Para pembuat kebijakan AS perlu memperhatikan hal ini. Sebagaimana kebakaran hutan yang hanya sebagian dikendalikan akan kembali meluas kobaran apinya, demikian pula Houthi akan meluaskan pengaruh dan kekuatannya jika Gedung Putih yakin dapat mencapai kesepakatan terpisah dan mengabaikan masalah tersebut.
Kegagalan membasmi Houthi memungkinkan mereka untuk bangkit kembali dan berkembang. Dengan demikian, pengaruh mereka, yang dapat diukur dari aliran senjata dan pendapatan, kini meluas di Afrika Timur dan Jazirah Arab.

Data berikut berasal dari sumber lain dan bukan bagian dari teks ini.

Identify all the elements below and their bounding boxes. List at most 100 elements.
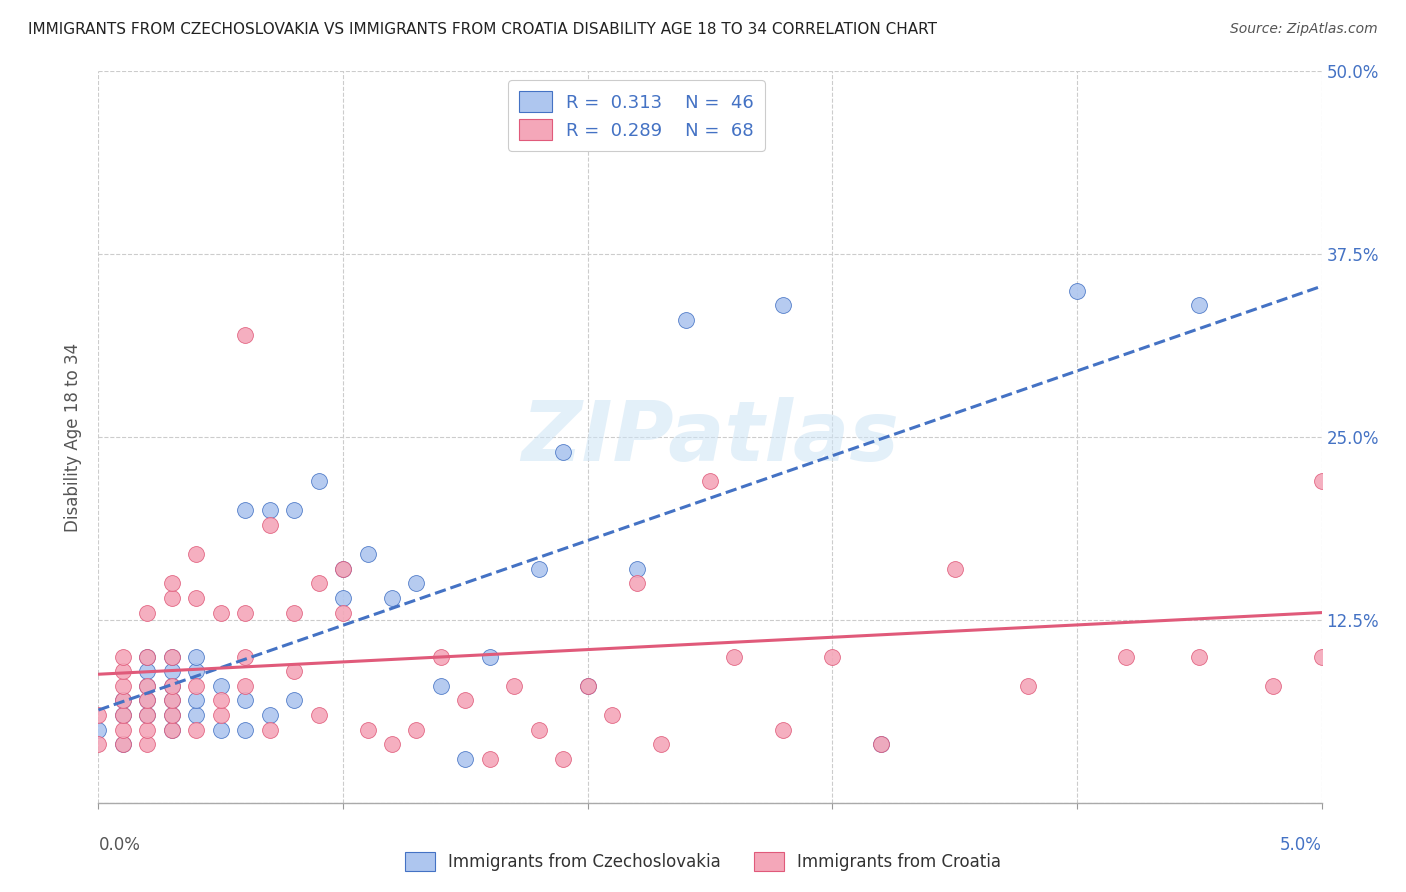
Point (186, 723, 208, 737)
Point (87, 737, 110, 751)
Point (332, 562, 354, 576)
Point (650, 737, 672, 751)
Point (111, 708, 134, 723)
Point (283, 606, 305, 620)
Point (111, 723, 134, 737)
Point (283, 503, 305, 517)
Point (209, 723, 232, 737)
Point (186, 708, 208, 723)
Point (160, 576, 183, 591)
Point (136, 708, 159, 723)
Legend: Immigrants from Czechoslovakia, Immigrants from Croatia: Immigrants from Czechoslovakia, Immigran… (396, 843, 1010, 880)
Point (381, 737, 404, 751)
Point (381, 591, 404, 605)
Point (626, 562, 648, 576)
Point (186, 649, 208, 664)
Point (1066, 284, 1088, 298)
Point (283, 664, 305, 678)
Point (259, 708, 281, 723)
Point (160, 708, 183, 723)
Point (136, 649, 159, 664)
Point (1310, 474, 1333, 488)
Point (600, 708, 623, 723)
Point (186, 664, 208, 678)
Point (111, 693, 134, 707)
Point (136, 723, 159, 737)
Point (160, 664, 183, 678)
Point (186, 591, 208, 605)
Point (772, 723, 794, 737)
Point (111, 679, 134, 693)
Point (209, 679, 232, 693)
Text: ZIPatlas: ZIPatlas (522, 397, 898, 477)
Point (576, 679, 599, 693)
Point (111, 737, 134, 751)
Point (283, 693, 305, 707)
Point (576, 679, 599, 693)
Point (332, 562, 354, 576)
Point (308, 576, 330, 591)
Text: IMMIGRANTS FROM CZECHOSLOVAKIA VS IMMIGRANTS FROM CROATIA DISABILITY AGE 18 TO 3: IMMIGRANTS FROM CZECHOSLOVAKIA VS IMMIGR… (28, 22, 938, 37)
Point (87, 723, 110, 737)
Point (503, 679, 526, 693)
Point (1310, 649, 1333, 664)
Point (527, 723, 550, 737)
Point (259, 503, 281, 517)
Point (1188, 298, 1211, 312)
Point (527, 562, 550, 576)
Point (1188, 649, 1211, 664)
Point (356, 723, 378, 737)
Point (332, 591, 354, 605)
Point (160, 723, 183, 737)
Point (405, 576, 427, 591)
Point (870, 737, 893, 751)
Text: 0.0%: 0.0% (98, 836, 141, 854)
Point (943, 562, 966, 576)
Point (111, 664, 134, 678)
Point (111, 708, 134, 723)
Point (675, 123, 697, 137)
Point (553, 752, 575, 766)
Point (332, 606, 354, 620)
Point (1017, 679, 1039, 693)
Point (675, 313, 697, 327)
Point (136, 708, 159, 723)
Point (160, 591, 183, 605)
Point (160, 693, 183, 707)
Point (87, 708, 110, 723)
Point (1261, 679, 1284, 693)
Point (111, 737, 134, 751)
Point (233, 693, 256, 707)
Point (259, 517, 281, 532)
Point (136, 693, 159, 707)
Point (111, 693, 134, 707)
Point (233, 649, 256, 664)
Point (186, 547, 208, 561)
Point (160, 723, 183, 737)
Point (136, 693, 159, 707)
Point (233, 679, 256, 693)
Legend: R =  0.313    N =  46, R =  0.289    N =  68: R = 0.313 N = 46, R = 0.289 N = 68 (509, 80, 765, 151)
Point (454, 693, 477, 707)
Point (233, 503, 256, 517)
Point (136, 737, 159, 751)
Point (111, 649, 134, 664)
Point (209, 606, 232, 620)
Text: Source: ZipAtlas.com: Source: ZipAtlas.com (1230, 22, 1378, 37)
Y-axis label: Disability Age 18 to 34: Disability Age 18 to 34 (65, 343, 83, 532)
Point (626, 576, 648, 591)
Point (233, 606, 256, 620)
Point (454, 752, 477, 766)
Point (160, 708, 183, 723)
Point (478, 752, 501, 766)
Point (160, 679, 183, 693)
Point (160, 679, 183, 693)
Point (160, 649, 183, 664)
Point (553, 444, 575, 458)
Point (233, 327, 256, 342)
Text: 5.0%: 5.0% (1279, 836, 1322, 854)
Point (308, 708, 330, 723)
Point (870, 737, 893, 751)
Point (233, 723, 256, 737)
Point (1115, 649, 1137, 664)
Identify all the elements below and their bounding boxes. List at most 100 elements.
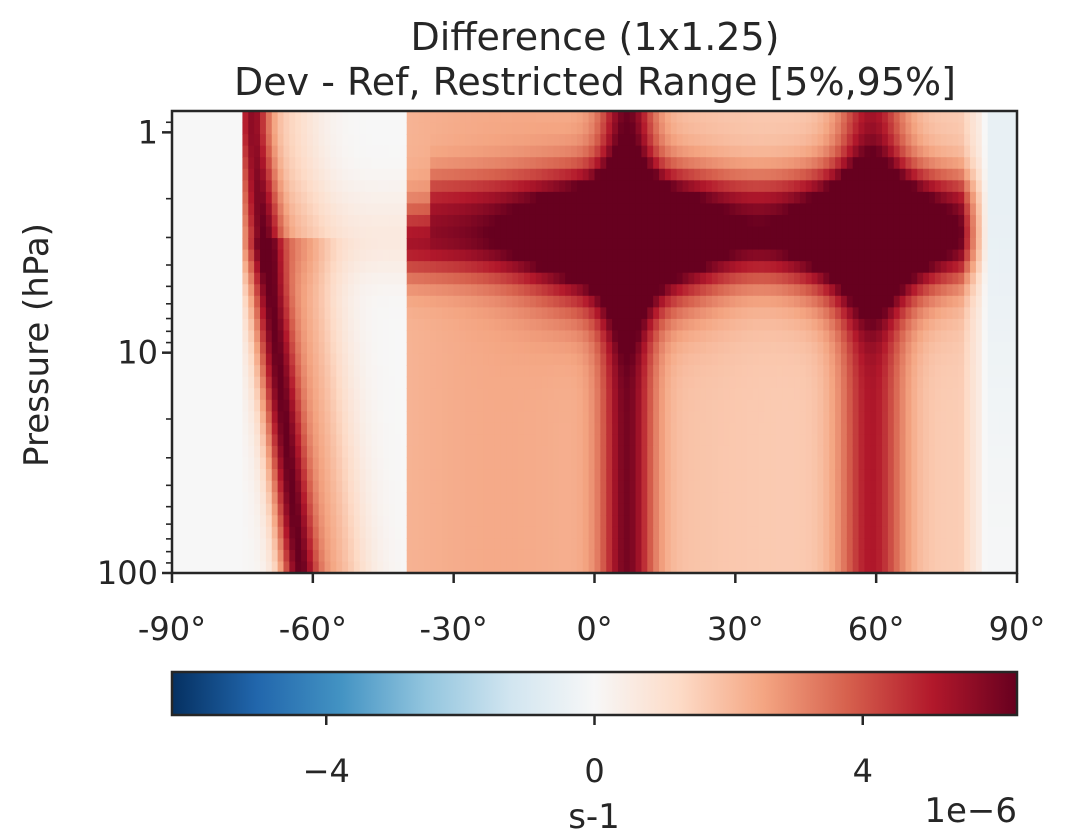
heatmap-cell	[659, 388, 666, 401]
heatmap-cell	[318, 365, 326, 378]
heatmap-cell	[483, 203, 490, 216]
heatmap-cell	[752, 342, 760, 355]
heatmap-cell	[694, 526, 701, 539]
heatmap-cell	[641, 203, 648, 216]
heatmap-cell	[723, 238, 731, 251]
heatmap-cell	[617, 422, 625, 435]
heatmap-cell	[635, 214, 643, 228]
heatmap-cell	[606, 411, 613, 424]
heatmap-cell	[483, 168, 490, 181]
heatmap-cell	[236, 203, 244, 216]
heatmap-cell	[676, 111, 684, 124]
heatmap-cell	[483, 480, 490, 493]
heatmap-cell	[465, 134, 472, 147]
heatmap-cell	[700, 157, 707, 170]
heatmap-cell	[389, 295, 396, 308]
heatmap-cell	[453, 561, 461, 574]
heatmap-cell	[788, 561, 795, 574]
heatmap-cell	[858, 168, 866, 181]
heatmap-cell	[799, 318, 807, 332]
heatmap-cell	[394, 503, 402, 516]
heatmap-cell	[623, 503, 631, 516]
heatmap-cell	[682, 157, 689, 170]
heatmap-cell	[700, 238, 707, 251]
heatmap-cell	[559, 168, 566, 181]
heatmap-cell	[864, 480, 871, 493]
heatmap-cell	[676, 330, 684, 343]
heatmap-cell	[430, 330, 437, 343]
heatmap-cell	[260, 492, 267, 505]
heatmap-cell	[858, 515, 866, 528]
heatmap-cell	[183, 549, 191, 563]
heatmap-cell	[318, 307, 326, 320]
heatmap-cell	[735, 561, 742, 574]
heatmap-cell	[541, 388, 549, 401]
heatmap-cell	[799, 238, 807, 251]
heatmap-cell	[623, 411, 631, 424]
heatmap-cell	[406, 480, 414, 493]
heatmap-cell	[723, 538, 731, 551]
heatmap-cell	[835, 295, 842, 308]
heatmap-cell	[406, 203, 414, 216]
heatmap-cell	[676, 203, 684, 216]
heatmap-cell	[717, 157, 725, 170]
heatmap-cell	[207, 561, 214, 574]
heatmap-cell	[529, 515, 537, 528]
heatmap-cell	[723, 457, 731, 470]
heatmap-cell	[524, 353, 531, 366]
heatmap-cell	[858, 191, 866, 204]
heatmap-cell	[213, 191, 220, 204]
heatmap-cell	[348, 445, 355, 459]
heatmap-cell	[406, 272, 414, 285]
heatmap-cell	[483, 295, 490, 308]
heatmap-cell	[430, 214, 437, 228]
heatmap-cell	[365, 249, 373, 262]
heatmap-cell	[794, 191, 801, 204]
heatmap-cell	[829, 261, 836, 274]
heatmap-cell	[788, 145, 795, 158]
heatmap-cell	[770, 168, 778, 181]
heatmap-cell	[641, 261, 648, 274]
heatmap-cell	[512, 492, 519, 505]
heatmap-cell	[887, 318, 895, 332]
heatmap-cell	[782, 180, 789, 193]
heatmap-cell	[594, 214, 601, 228]
heatmap-cell	[353, 445, 361, 459]
heatmap-cell	[629, 284, 637, 297]
heatmap-cell	[664, 469, 672, 482]
heatmap-cell	[447, 469, 455, 482]
heatmap-cell	[324, 422, 332, 435]
heatmap-cell	[295, 134, 302, 147]
heatmap-cell	[371, 411, 378, 424]
heatmap-cell	[342, 284, 349, 297]
heatmap-cell	[588, 111, 596, 124]
heatmap-cell	[195, 515, 202, 528]
heatmap-cell	[870, 203, 877, 216]
heatmap-cell	[723, 365, 731, 378]
heatmap-cell	[541, 168, 549, 181]
heatmap-cell	[295, 422, 302, 435]
heatmap-cell	[887, 457, 895, 470]
heatmap-cell	[306, 330, 314, 343]
heatmap-cell	[312, 411, 320, 424]
heatmap-cell	[840, 180, 848, 193]
heatmap-cell	[588, 503, 596, 516]
heatmap-cell	[594, 492, 601, 505]
heatmap-cell	[301, 214, 308, 228]
heatmap-cell	[664, 365, 672, 378]
heatmap-cell	[559, 261, 566, 274]
heatmap-cell	[606, 307, 613, 320]
heatmap-cell	[629, 549, 637, 563]
heatmap-cell	[289, 469, 296, 482]
heatmap-cell	[617, 411, 625, 424]
heatmap-cell	[670, 249, 678, 262]
heatmap-cell	[594, 318, 601, 332]
heatmap-cell	[758, 238, 766, 251]
heatmap-cell	[265, 295, 273, 308]
heatmap-cell	[483, 226, 490, 239]
heatmap-cell	[723, 503, 731, 516]
heatmap-cell	[864, 492, 871, 505]
heatmap-cell	[876, 388, 883, 401]
heatmap-cell	[858, 434, 866, 447]
heatmap-cell	[882, 111, 889, 124]
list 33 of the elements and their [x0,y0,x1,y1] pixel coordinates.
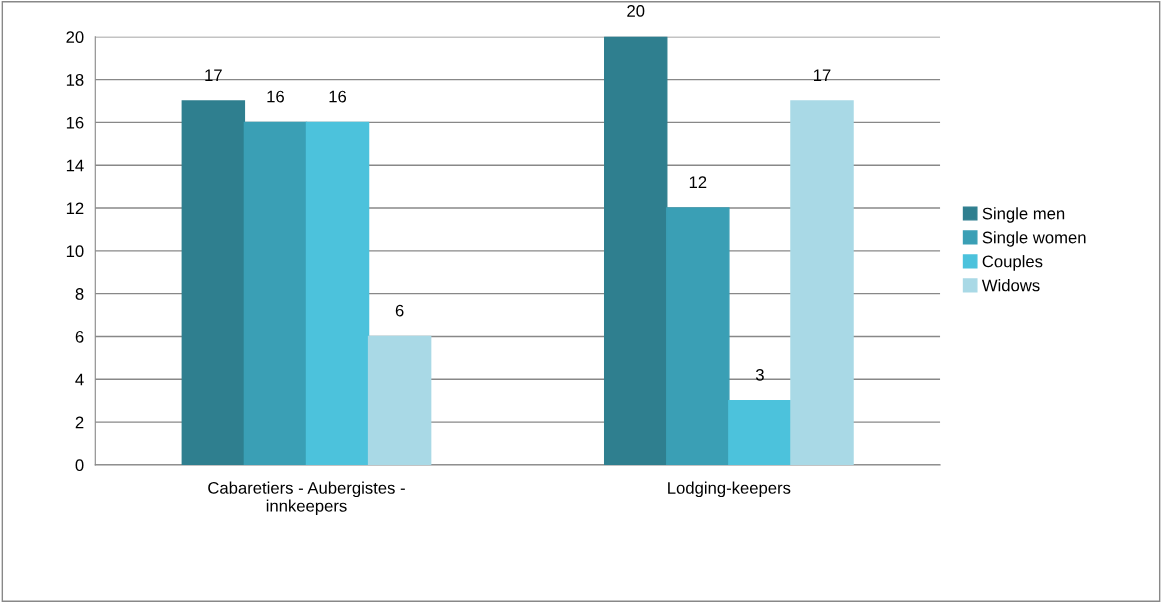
y-tick-label: 0 [75,459,84,472]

Ancaman terhadap kebebasan navigasi juga akan meningkat. Soalnya, Houthi sudah menguasai pesisir Laut Merah Yaman sementara Angkatan Bersenjata Sudan yang berkolaborasi dengannya berada di pesisir barat Laut Merah.
- Fernando Carvajal, adalah Direktur Eksekutif The American Center for South Yemen Studies. Ia pernah menjadi menjadi anggota Dewan Pakar Dewan Keamanan PBB untuk Yaman, sejak April 2017 hingga Maret 2019 sebagai pakar kelompok bersenjata kawasan tersebut.